KR20050011453A - Internal voltage generation circuit - Google Patents

Abstract

PURPOSE: An internal voltage generation circuit is provided to reduce layout area of a chip. CONSTITUTION: A reference voltage generation unit(300) generates a reference voltage by receiving an external voltage in order to use it as an internal voltage for normal mode operation. A sensor unit(320) senses a burn-in mode operation signal. And a controller unit(310) controls to use the external voltage as the internal voltage during a burn-in mode operation in response to a sensing signal being output from the sensor unit.

Description

Internal Voltage Generating Circuit {INTERNAL VOLTAGE GENERATION CIRCUIT}

BACKGROUND OF THE INVENTION 1. Field of the Invention The present invention relates to semiconductor integrated circuits, and more particularly to a voltage down converter, and more particularly to an internal circuit which can omit a separate voltage generator for burn-in mode. It relates to a voltage generating circuit.

In general, in the field of high density memory, an external power source is used as an internal power source using an internal voltage down converter. The internal voltage down converter is used as the voltage source of the internal circuit.

The use of an internal voltage down converter reduces power consumption and solves a problem of shortening the life of a device due to high voltage stress. Therefore, the internal voltage down converter is used as a voltage source of an internal circuit.

1 is a circuit diagram showing a voltage down converter used as a voltage source of an internal circuit according to the prior art.

Referring to FIG. 1, the conventional voltage down converter receives a first reference voltage generator 100 generating a first reference voltage Vr1 and a first reference voltage Vr1 to receive a second reference voltage Vr2. The second reference voltage generator 110 for generating a reference voltage, the reference voltage generator 120 for generating the reference voltage Vr by receiving the second reference voltage Vr2, and the external voltage Vext are applied. To output the internal voltage VDC by driving the output of the burn-in voltage generator 130 and the reference voltage Vr or the burn-in voltage generator 130 to generate a high voltage for the in-mode operation. It is configured to include a driving unit 140.

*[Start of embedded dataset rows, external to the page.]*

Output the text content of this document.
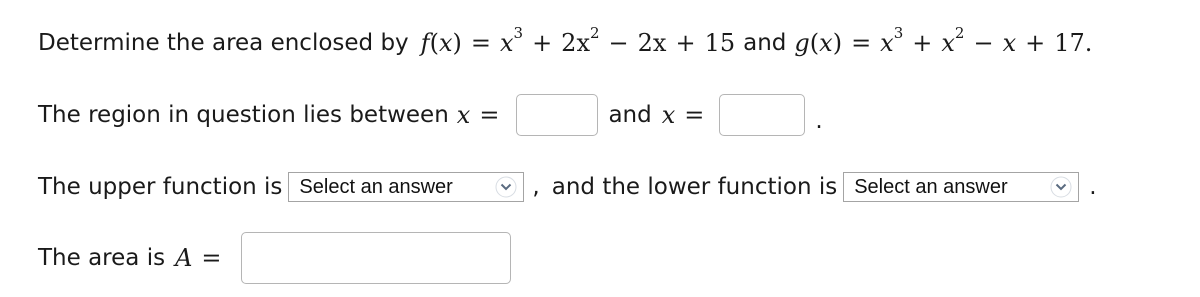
Determine the area enclosed by $f(x) = x^3 + 2x^2 - 2x + 15$ and $g(x) = x^3 + x^2 - x + 17$.
The region in question lies between x =	and x =	.
The upper function is Select an answer	, and the lower function is Select an answer	.
The area is A =
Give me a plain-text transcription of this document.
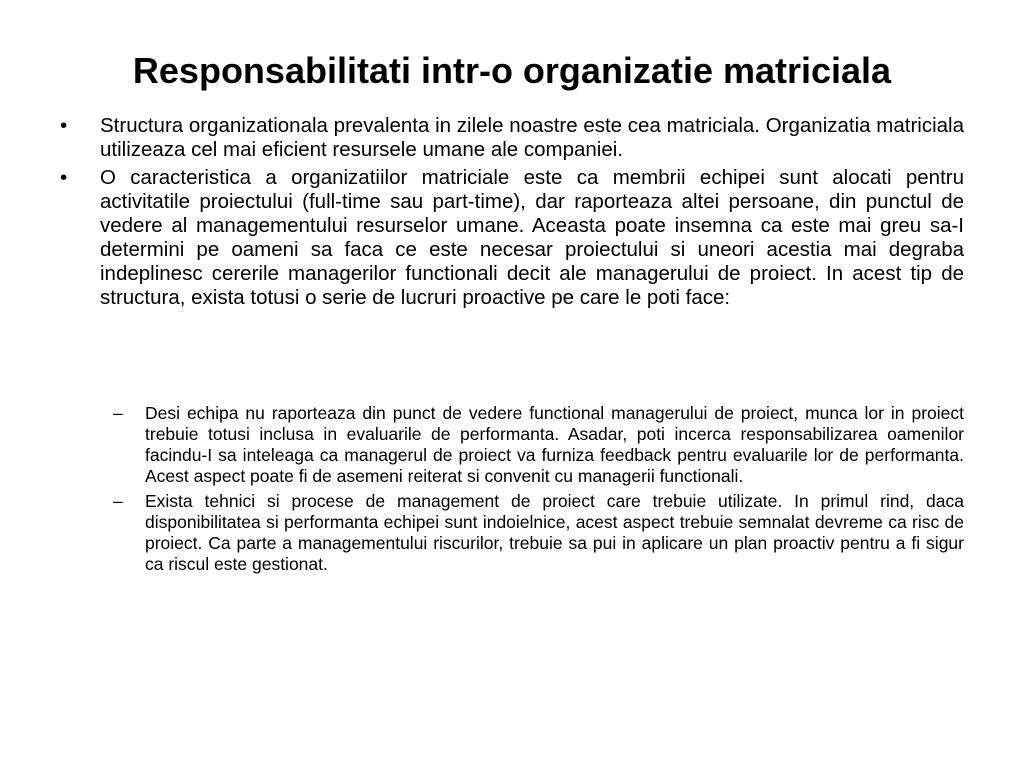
Responsabilitati intr-o organizatie matriciala
• Structura organizationala prevalenta in zilele noastre este cea matriciala. Organizatia matriciala utilizeaza cel mai eficient resursele umane ale companiei.
• O caracteristica a organizatiilor matriciale este ca membrii echipei sunt alocati pentru activitatile proiectului (full-time sau part-time), dar raporteaza altei persoane, din punctul de vedere al managementului resurselor umane. Aceasta poate insemna ca este mai greu sa-I determini pe oameni sa faca ce este necesar proiectului si uneori acestia mai degraba indeplinesc cererile managerilor functionali decit ale managerului de proiect. In acest tip de structura, exista totusi o serie de lucruri proactive pe care le poti face:
– Desi echipa nu raporteaza din punct de vedere functional managerului de proiect, munca lor in proiect trebuie totusi inclusa in evaluarile de performanta. Asadar, poti incerca responsabilizarea oamenilor facindu-I sa inteleaga ca managerul de proiect va furniza feedback pentru evaluarile lor de performanta. Acest aspect poate fi de asemeni reiterat si convenit cu managerii functionali.
– Exista tehnici si procese de management de proiect care trebuie utilizate. In primul rind, daca disponibilitatea si performanta echipei sunt indoielnice, acest aspect trebuie semnalat devreme ca risc de proiect. Ca parte a managementului riscurilor, trebuie sa pui in aplicare un plan proactiv pentru a fi sigur ca riscul este gestionat.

Here, the reference voltage Vr maintains a constant voltage level stably without fluctuation with respect to temperature or external voltage fluctuations.

For example, the first reference voltage Vr1 has a value of about 1.2V, and the second reference voltage generator 110 performs a feedback loop through the operational amplifier Amp1 and the negative input of the operational amplifier Amp1. A non-inverting amplifier including resistors R1 and R2 to be formed is provided. Therefore, the second reference voltage Vr2 has a theoretical value of Vr1 [1+ (R2 / R1)], and actually has a value of about 2.5V.

The reference voltage generator 120 includes an operational amplifier Amp2 and a non-inverting amplifier including resistors R3 and R4 forming a feedback loop through a negative input of the operational amplifier Amp2. Therefore, the reference voltage Vr has a theoretical value of Vr2 [1+ (R4 / R3)].

The burn-in voltage generator 130 includes an operational amplifier Amp3 and resistors R5 and R6. The burn-in voltage generator 130 operates when the external voltage Vext is 6V or more, so that the internal voltage VDC is '2.5V + α'. Have a slope.

On the other hand, in the normal mode operation, the external voltage Vext is in the range of 2.5V to 6V, and the internal voltage VDC at this time is about 2.5V.

The driving unit 140 includes a resistor R7 forming a feedback loop and a reference voltage Vr as positive inputs, and an operational amplifier Amp4 as a negative input signal fed back through the resistor R7 at its output terminal. It is provided.

FIG. 2 is a timing diagram for describing an operation of the voltage down converter of FIG. 1.

Here, the horizontal axis represents the external voltage Vext, and the vertical axis represents the internal voltage VDC. The operation region of the voltage down converter is a stress voltage such as a burn-in mode in which the voltage level of the external voltage Vext is between A and B and the voltage level of the external voltage Vext is B or more. It is designed by dividing it into the operation area (b).

On the other hand, the conventional voltage down converter described above requires the external voltage to rise to almost 10V for burn-in mode operation. Accordingly, there is a problem that a larger size chip area is required to develop a device having high voltage durability and to improve characteristics of the device.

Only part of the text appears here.